Re: Deciphering Conlangs
From: | John Crowe <johnxcrowe@...> |
Date: | Monday, July 9, 2007, 13:04 |
Sorry for the late reply.
You pretty much translated everything correctly. An Eldin Raigmore told me
had sent me an attempted solution as well, but I didn't receive it.
Regarding the "general" article, I remember seeing a name for this (either
on the Ithkuil site or the Latejami site), but I don't remember what it was.
<<
o gi torem kif e kyysepal e kysepapal,
[but] not PRES.like I [and] GENERAL.juice.fruit(?) and GENERAL.juice-apple,
I don't like some fruit juices (?) and apple juice,
>>
The intended meaning of kyysepal was 'some fruit juices' (or "some types
of fruit juices"), as you guessed
(my mistake, see the answers to your unsolved mysteries below).
<<
torem kof GENERAL.kyypapes. e tilum kif kapapaf e tipam kepapaf.
PRES.like (s)he oranges(?). [and] FUT.touch I apple.SG and FUT.eat DEF.apple.
(s)he likes oranges(?). I will touch the apple and will eat the apple.
>>
torem kof kyypapes
She likes ---some--- oranges
<<<
torem kof GENERAL.kyypapes. e tilum kif kapapaf e tipam kepapaf.
PRES.like (s)he oranges(?). [and] FUT.touch I apple.SG and FUT.eat DEF.apple.

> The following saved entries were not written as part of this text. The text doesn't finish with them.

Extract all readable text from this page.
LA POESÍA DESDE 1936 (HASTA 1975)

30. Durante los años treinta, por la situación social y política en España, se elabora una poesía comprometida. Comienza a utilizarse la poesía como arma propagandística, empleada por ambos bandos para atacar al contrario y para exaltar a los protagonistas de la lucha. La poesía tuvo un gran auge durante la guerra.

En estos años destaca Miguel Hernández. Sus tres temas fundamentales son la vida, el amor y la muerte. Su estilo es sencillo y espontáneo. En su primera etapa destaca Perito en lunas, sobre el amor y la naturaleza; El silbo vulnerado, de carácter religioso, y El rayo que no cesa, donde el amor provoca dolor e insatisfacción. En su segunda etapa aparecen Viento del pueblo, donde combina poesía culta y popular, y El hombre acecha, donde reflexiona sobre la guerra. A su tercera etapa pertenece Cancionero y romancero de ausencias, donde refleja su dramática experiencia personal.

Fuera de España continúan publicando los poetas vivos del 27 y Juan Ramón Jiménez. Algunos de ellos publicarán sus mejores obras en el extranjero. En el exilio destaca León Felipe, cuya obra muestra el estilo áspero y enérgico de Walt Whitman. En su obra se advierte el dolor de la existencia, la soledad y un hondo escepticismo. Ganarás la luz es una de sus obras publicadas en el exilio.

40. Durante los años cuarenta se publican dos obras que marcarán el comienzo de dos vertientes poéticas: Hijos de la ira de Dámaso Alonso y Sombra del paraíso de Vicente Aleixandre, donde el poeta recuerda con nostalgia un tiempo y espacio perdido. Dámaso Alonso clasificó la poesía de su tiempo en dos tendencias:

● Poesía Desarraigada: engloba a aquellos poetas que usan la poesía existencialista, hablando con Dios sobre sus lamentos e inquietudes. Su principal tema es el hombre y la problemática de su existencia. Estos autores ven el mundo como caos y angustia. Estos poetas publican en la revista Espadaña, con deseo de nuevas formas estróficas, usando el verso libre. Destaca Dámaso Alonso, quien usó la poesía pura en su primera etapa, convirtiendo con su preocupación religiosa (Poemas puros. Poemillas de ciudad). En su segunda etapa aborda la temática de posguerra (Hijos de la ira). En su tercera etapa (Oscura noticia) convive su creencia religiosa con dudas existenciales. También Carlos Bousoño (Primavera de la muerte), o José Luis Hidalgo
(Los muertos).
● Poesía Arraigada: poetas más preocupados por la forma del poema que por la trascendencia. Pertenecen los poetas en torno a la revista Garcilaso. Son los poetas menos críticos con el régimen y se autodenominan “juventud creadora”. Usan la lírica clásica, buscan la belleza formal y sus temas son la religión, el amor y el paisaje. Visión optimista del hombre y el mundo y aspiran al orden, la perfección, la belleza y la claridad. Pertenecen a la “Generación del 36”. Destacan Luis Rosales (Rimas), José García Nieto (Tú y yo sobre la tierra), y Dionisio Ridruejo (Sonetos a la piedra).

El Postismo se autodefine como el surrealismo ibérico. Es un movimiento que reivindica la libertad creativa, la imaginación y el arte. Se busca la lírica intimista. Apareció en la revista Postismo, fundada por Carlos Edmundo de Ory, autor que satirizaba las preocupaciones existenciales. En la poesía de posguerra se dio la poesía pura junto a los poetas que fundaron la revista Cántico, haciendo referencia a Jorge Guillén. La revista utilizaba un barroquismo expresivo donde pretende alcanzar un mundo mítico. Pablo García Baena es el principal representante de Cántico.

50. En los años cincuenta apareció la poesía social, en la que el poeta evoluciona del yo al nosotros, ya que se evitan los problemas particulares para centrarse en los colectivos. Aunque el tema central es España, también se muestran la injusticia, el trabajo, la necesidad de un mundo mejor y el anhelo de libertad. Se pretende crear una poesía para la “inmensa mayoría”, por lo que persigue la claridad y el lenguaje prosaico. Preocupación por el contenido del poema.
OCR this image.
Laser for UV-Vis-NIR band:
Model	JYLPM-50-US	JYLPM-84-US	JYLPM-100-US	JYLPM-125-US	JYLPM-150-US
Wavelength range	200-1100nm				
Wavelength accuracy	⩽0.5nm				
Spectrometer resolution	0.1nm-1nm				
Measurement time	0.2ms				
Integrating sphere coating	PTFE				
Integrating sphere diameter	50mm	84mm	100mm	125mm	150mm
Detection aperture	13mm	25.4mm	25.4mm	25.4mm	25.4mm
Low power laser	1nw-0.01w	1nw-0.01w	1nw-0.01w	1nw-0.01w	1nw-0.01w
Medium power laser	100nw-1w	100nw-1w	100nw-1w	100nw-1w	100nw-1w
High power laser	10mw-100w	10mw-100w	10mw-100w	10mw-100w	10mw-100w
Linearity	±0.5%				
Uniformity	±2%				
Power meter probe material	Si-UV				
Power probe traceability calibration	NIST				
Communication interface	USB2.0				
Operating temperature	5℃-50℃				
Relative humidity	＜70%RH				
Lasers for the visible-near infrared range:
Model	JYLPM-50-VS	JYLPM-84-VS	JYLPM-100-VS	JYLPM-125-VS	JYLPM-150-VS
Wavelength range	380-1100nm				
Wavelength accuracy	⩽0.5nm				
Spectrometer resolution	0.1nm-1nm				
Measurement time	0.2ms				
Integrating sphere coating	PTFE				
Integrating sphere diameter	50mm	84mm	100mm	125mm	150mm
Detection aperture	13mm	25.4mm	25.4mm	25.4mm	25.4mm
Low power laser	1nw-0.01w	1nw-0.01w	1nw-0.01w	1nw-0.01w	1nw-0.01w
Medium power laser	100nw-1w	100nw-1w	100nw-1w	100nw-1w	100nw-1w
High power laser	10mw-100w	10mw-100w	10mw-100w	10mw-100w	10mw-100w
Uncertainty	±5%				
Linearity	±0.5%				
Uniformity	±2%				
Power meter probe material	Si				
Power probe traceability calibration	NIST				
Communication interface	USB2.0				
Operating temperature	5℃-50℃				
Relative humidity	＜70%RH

(s)he likes oranges(?). I will touch the apple and will eat the apple.
>>>
'e tilum kif kapapaf e tipam kepapaf.' Strictly, this should be interpreted as
'I will touch the apple and the apple will eat'. I made a typo: the sentence
should read 'e tilum kif kapapaf e kos tipam kepapaf.', meaning 'I will touch
the apple and they will eat it.'
>>- does ky- mean what I think it does (the "general" article mentioned above)?
Yes.
>>- what does kyy- mean?
'Some', as you have already guessed. (Not in the plural indefinite sense, but
the 'not all' sense.) This, however, is rather ambiguous and I accidentally
gave it two different meanings it two different sentences. For example,
kyypapas could mean 'some apples' or 'some types of apples' (The some
as taken the place of the article's position in the morphology, see noun
structure below)
>>- if I touch "kapapas" (apples) and she touches "kapapes" (oranges), how come
I like "kypapas" (apples), but does she like "kyypapes" (oranges?)?
See above.
>>- where are the morpheme boundaries between the apple, the juice and
the article?
(The following is only for nouns)
Noun structure: k - article - prefix - root - plurality
articles: y (general), yy (the ambiguous "some"), a (indefinite), e (definite)
prefixes: se (juice)
word roots: pa (fruit/ fruit category if root is longer), papa (apple), pape
(orange)
Plurality: f (sing.), s (plural)
>>- what does "kyysepal" mean?
Answered in two places above, a mistake.